Would you feel comfortable with every move you make, every text message or letter you send, being scrutinised and examined by others? Probably not. And I would hazard a guess, in the democratic society we live in, you also value the importance of freedom of the press. Both rights are governed by the Human Rights Act 1998.
So, the question is, how far do these rights extend when one is in direct contention with the other? To which should we, as a society, give precedence and where do we draw the line with regards to the limits of both freedoms?
This is a question that the Court of Appeal grappled with HRH Duchess of Sussex v Associated Newspapers Ltd. Their judgment on December 2, 2021, demonstrated where the boundary of infringing upon someone’s right to privacy is crossed, even for public figures such as Meghan Markle. On the facts of this case, that was through the publication of certain extracts of Meghan’s private letter to her father. The letter shows the true tragedy of Meghan’s rift with her father. She said he had broken her heart into a million pieces.
Associated Newspapers Ltd claimed that, following an interview of five of the Duchess’ friends by People Magazine, the publication of the letter formed an integral aspect of, the Duchess’s father, Thomas Markle’s right to reply. This argument was supported by the fact that he was the person who leaked the letter which, the publishers said, demonstrated certain aspects of Mr Markle’s daughter’s character and her relationship with her father. However, Sir Geoffrey Vos, President of the Court of Appeal’s Civil Division, rejected this argument on the basis that the newspaper, the Mail on Sunday, described the letter’s publication as a new public revelation rather than offering appropriate attention to Mr Markle’s response to the magazine interview’s claims.
Where the waters become murky is when it’s taken into consideration that the Duchess described the letter as deeply personal, yet Jason Knauf, former communications secretary for Mrs Markle, claimed in a witness statement that the Duchess had told him, “Obviously, everything I have drafted is with the understanding that it could be leaked”.
While some may view Knauf’s statement as damaging the credibility of the deeply personal element of the letter, should we not see this as somebody in public life taking a realistic and pragmatic approach to the reality of the life they lead in the public eye? If you were to write such a letter with the knowledge that it may be leaked, you too would want to ensure, as far as possible, that it does not reflect upon you in a harmful manner, right?

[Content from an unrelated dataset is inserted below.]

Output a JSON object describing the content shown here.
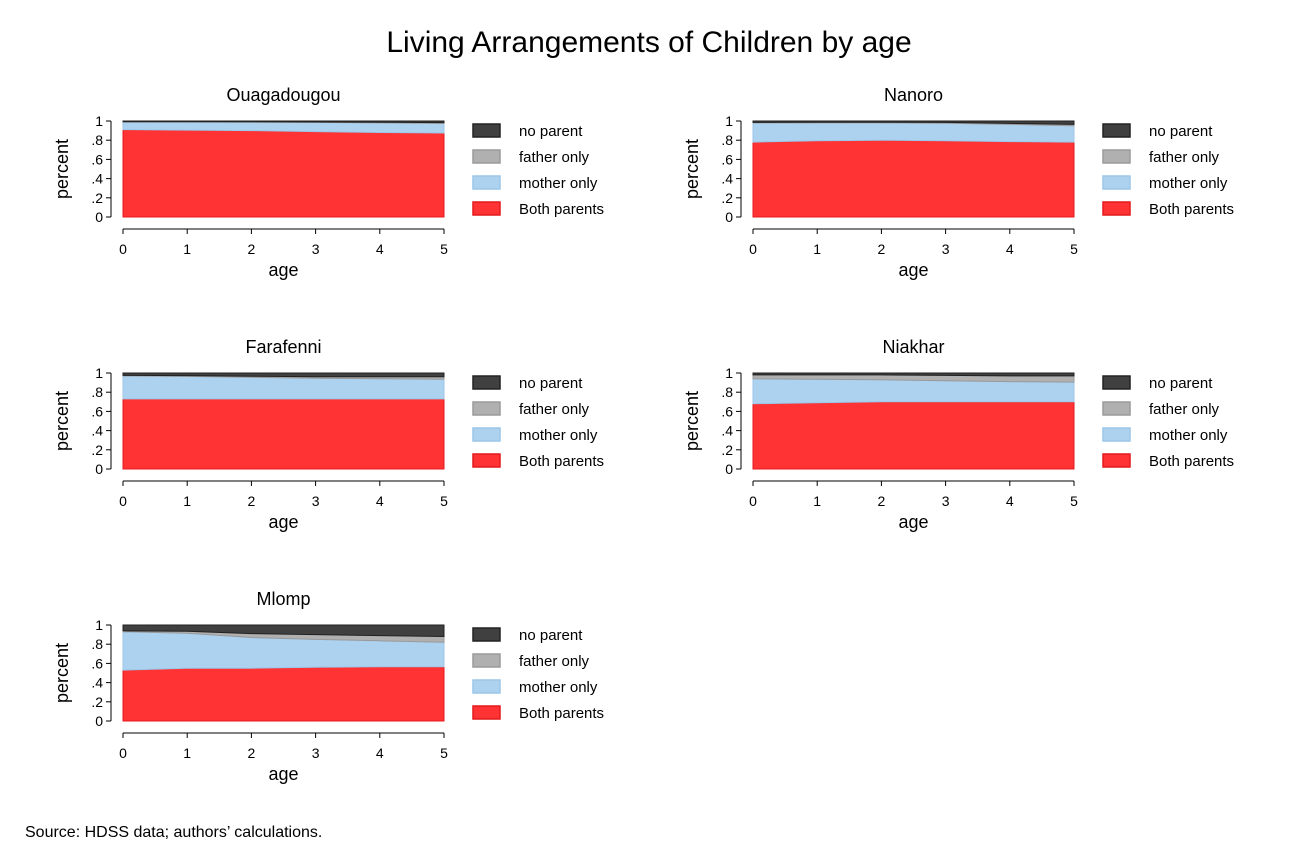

This doesn’t necessarily take away from the fact that it would be a personal letter, nor would you be accepting the fact that the leaking of the letter is warranted, you would just be acknowledging reality.
Is there a valid public interest in the publication of such a letter? The three Court of Appeal judges felt not, saying the contents were “private and concerned personal matters that were not matters of legitimate public interest.”
In response, Matthew Dando, partner at Wiggin LLP, said “the decision also heightens concerns that privacy laws permit public figures selectively to determine what can be reported about them”, but surely this is the fairest outcome. Although we may forget it, public figures have private lives and should be entitled to the privacy aspect of these parts of their lives. Callum Galbraith, partner at Hamlins LLP, in supporting this view, stated these articles exposed intimate information concerning the Duchess’ innermost thoughts set out in a letter to her father. The Mail on Sunday had “no legal right to publish such extensive information”.
Markle’s statement, in the aftermath of the ruling, pointed out that people must be “brave enough to reshape a tabloid industry that profits from the lies and pain that they create”. Dando suggests that this ruling may already have started such a process as “publishers will become more selective on what they print and the real losers will be the British public”. We must question, however, whether this is to the detriment of the industry or if it is something that will force newspapers to publish stories that are of valid public interest. Such a distinction can be hard to draw, and this case proves that point.
Is it fair that newspapers have to make the tough decisions on what is acceptable to publish? Perhaps not, but, in the absence of any public body dedicated to this task, if they are the ones who will ultimately profit off the article, the difficult decision should be left with them, should it not?
Unfortunately, all the answers may not yet be at our disposal with regards to where this leaves the law and the balance between privacy and freedom of the press as Associated Newspapers have indicated that they will possibly seek to challenge the ruling in the Supreme Court, although lawyer Mark Stephens suggests “it would be unusual for Britain’s Supreme Court to take such a case.” He points out that the publisher could seek further litigation at the European Court of Human Rights. For now, all that can safely be said is that newspapers will be more selective in what they choose to publish about the private lives of public figures.
At the end of the day, for the Duchess, now that the letter has been published, the proverbial genie cannot be put back in the bottle. No court ruling can undo what was done, all that can be hoped for is that this ruling brings about a greater balance between the two competing rights.